Symptoombestrijding
Genotsmiddelen en medicijnen
Genotsmiddelen als alcohol, roken of drugs helpen even omdat ze je verdoven en je er rustig van wordt. Daarna is de kater echter erger. Je gaat de straling niet vermijden omdat je die niet meer voelt. En je lichaam moet herstellen van de drugs én de straling.
Wanneer je EHS hebt zonder het te weten, dan is het gevaar voor verslaving aan alcohol, roken of drugs groter dan bij anderen aangezien je meer behoefte zult hebben aan een genotsmiddel om je even beter te voelen. Dit is nefast voor je gezondheid.
Kalmeermiddelen, antidepressiva, slaapmiddelen en medicijnen tegen ADHD worden vermoedelijk vaak voorgeschreven aan mensen die aan EHS lijden en het niet weten. Ook deze medicijnen kunnen helpen om het niet meer te voelen. Maar als je stopt met de medicatie zullen de problemen alleen maar erger geworden zijn. Het zal bijzonder moeilijk zijn om deze middelen af te bouwen als je je niet gaat afschermen tegen elektromagnetische straling.
Uit enquêtes blijkt dat meer dan de helft geëxperimenteerd heeft met medicatie maar dat slechts 4,2% van de mensen met EHS er baat bij heeft. Nogal wat mensen hebben last van neveneffecten. Vaak voelen ze er zich eerder slechter dan beter door. De kans op het afhankelijk worden voor bepaalde medicatie is ook groot (slaapmiddelen, antidepressiva, …).
Indien je verder moet en niet zonder kan, dan kan dit soort medicijnen tijdelijk een hulp zijn. Deze zijn vaak ook goedkoop, want ze worden terugbetaald.
Probeer in elk geval je eigen blootstelling te verminderen met de middelen die je hebt. Het is immers belangrijk te beseffen dat symptoombestrijding zonder reductie van de straling je blootstelt aan hogere risico’s voor je toekomstige gezondheid.
Cognitieve gedragstherapie
De enige hulp die door artsen in Vlaanderen mag worden voorgesteld, is cognitieve gedragstherapie. Die moet inwerken op de irrationele of niet-helpende gedachten, door technieken als gedragsexperimenten of gecontroleerde blootstelling, om anders te leren omgaan met de klachten en om de blootstelling als minder bedreigend te ervaren. Dit gaat ervan uit dat je maar moet leren leven met de beperkingen die je hebt, dat je je hulpeloosheid en het feit dat je je permanent ziek voelt moet leren aanvaarden.
Uit enquêtes blijkt dat slechts 2,6% van de mensen met EHS baat hebben bij psychotherapie.
Er zijn wel degelijk mensen die steeds de negatieve kanten van iets zien en wiens angsten tot psychosomatische gevolgen leiden. Dit kan een factor zijn op basis van persoonlijkheidskenmerken, maar dit is niet per definitie het geval voor elektrohypersensitieven.

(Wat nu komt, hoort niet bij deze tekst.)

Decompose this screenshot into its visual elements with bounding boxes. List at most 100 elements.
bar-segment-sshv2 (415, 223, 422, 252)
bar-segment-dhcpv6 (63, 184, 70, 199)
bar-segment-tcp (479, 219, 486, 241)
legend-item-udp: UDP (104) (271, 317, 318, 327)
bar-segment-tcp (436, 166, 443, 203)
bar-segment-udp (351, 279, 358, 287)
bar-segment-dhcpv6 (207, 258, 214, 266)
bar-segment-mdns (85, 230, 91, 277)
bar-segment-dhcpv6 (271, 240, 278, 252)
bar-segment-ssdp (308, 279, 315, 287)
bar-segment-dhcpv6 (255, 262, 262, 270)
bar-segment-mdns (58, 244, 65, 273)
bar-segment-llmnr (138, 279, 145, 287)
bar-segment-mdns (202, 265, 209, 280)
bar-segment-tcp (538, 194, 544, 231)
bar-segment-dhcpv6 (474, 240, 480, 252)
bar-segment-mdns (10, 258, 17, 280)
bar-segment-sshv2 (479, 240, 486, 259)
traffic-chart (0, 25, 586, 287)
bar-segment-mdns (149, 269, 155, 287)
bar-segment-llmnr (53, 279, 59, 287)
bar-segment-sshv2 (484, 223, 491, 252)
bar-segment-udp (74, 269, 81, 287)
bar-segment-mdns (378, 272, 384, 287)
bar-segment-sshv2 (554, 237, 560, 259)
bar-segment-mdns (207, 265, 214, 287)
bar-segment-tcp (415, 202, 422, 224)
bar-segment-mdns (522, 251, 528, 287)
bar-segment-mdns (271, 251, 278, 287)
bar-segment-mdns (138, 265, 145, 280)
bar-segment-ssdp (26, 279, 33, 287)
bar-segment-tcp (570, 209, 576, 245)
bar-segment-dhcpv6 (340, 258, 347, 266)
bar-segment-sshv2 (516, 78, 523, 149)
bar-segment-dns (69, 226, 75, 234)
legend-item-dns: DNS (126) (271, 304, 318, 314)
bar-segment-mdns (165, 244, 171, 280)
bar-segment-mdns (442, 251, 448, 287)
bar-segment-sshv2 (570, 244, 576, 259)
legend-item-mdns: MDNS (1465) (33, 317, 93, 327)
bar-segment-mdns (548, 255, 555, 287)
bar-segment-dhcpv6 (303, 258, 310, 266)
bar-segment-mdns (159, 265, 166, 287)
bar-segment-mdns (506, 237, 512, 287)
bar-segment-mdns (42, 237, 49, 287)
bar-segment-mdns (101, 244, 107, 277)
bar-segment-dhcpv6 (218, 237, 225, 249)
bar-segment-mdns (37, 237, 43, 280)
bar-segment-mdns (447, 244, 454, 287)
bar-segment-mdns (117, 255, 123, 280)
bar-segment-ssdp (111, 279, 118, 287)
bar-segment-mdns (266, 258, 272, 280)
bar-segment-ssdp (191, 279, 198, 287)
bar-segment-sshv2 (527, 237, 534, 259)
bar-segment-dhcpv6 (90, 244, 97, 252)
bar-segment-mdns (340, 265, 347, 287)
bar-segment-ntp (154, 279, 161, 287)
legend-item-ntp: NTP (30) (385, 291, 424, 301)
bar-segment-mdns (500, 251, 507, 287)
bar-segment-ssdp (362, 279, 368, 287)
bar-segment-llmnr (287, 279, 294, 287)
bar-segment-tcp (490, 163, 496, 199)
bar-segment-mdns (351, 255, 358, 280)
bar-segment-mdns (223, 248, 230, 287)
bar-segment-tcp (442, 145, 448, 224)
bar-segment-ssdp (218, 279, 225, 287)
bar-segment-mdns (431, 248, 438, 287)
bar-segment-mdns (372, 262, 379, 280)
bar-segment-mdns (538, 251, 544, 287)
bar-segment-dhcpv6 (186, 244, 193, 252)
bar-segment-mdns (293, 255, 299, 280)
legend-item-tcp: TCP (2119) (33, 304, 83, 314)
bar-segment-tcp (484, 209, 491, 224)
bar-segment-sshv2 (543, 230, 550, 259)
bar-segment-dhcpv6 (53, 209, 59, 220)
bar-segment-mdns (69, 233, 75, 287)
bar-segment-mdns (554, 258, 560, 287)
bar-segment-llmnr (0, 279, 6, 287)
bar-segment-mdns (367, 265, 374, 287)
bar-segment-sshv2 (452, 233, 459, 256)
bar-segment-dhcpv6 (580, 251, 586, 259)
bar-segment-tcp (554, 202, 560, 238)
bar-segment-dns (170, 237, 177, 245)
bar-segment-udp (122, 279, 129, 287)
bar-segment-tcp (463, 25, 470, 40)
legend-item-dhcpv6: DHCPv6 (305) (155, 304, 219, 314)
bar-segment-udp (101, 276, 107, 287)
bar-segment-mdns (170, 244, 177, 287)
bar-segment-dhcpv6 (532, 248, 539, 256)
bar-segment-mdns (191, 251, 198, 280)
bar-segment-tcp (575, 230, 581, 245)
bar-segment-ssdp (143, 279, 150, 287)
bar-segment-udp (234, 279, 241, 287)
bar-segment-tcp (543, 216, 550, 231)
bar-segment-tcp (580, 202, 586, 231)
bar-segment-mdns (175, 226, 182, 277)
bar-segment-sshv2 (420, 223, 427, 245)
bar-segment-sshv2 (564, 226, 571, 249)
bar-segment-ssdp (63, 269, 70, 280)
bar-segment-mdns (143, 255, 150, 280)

Het huidige officiële standpunt van de artsen in Vlaanderen gaat voorbij aan het feit dat elektromagnetische velden wel degelijk voor een fysiologische verstoring in ons lichaam zorgen. Deze verstoring heeft zowel fysieke als psychologische effecten. Negatieve gedachten ontstaan rechtstreeks door de fysiologische verstoring en zijn niet eigen aan de persoonlijkheidskenmerken. Elektrohypersensitieven melden dat negatieve gedachten ontstaan door blootstelling aan EMV en vanzelf verdwijnen nadat de blootstelling een tijd is opgehouden. Uit onderzoek is gebleken dat de productie van o.m. dopamine vermindert bij blootstelling aan EMV. Er is dus wel degelijk een fysiologische basis voor die negatieve gedachten.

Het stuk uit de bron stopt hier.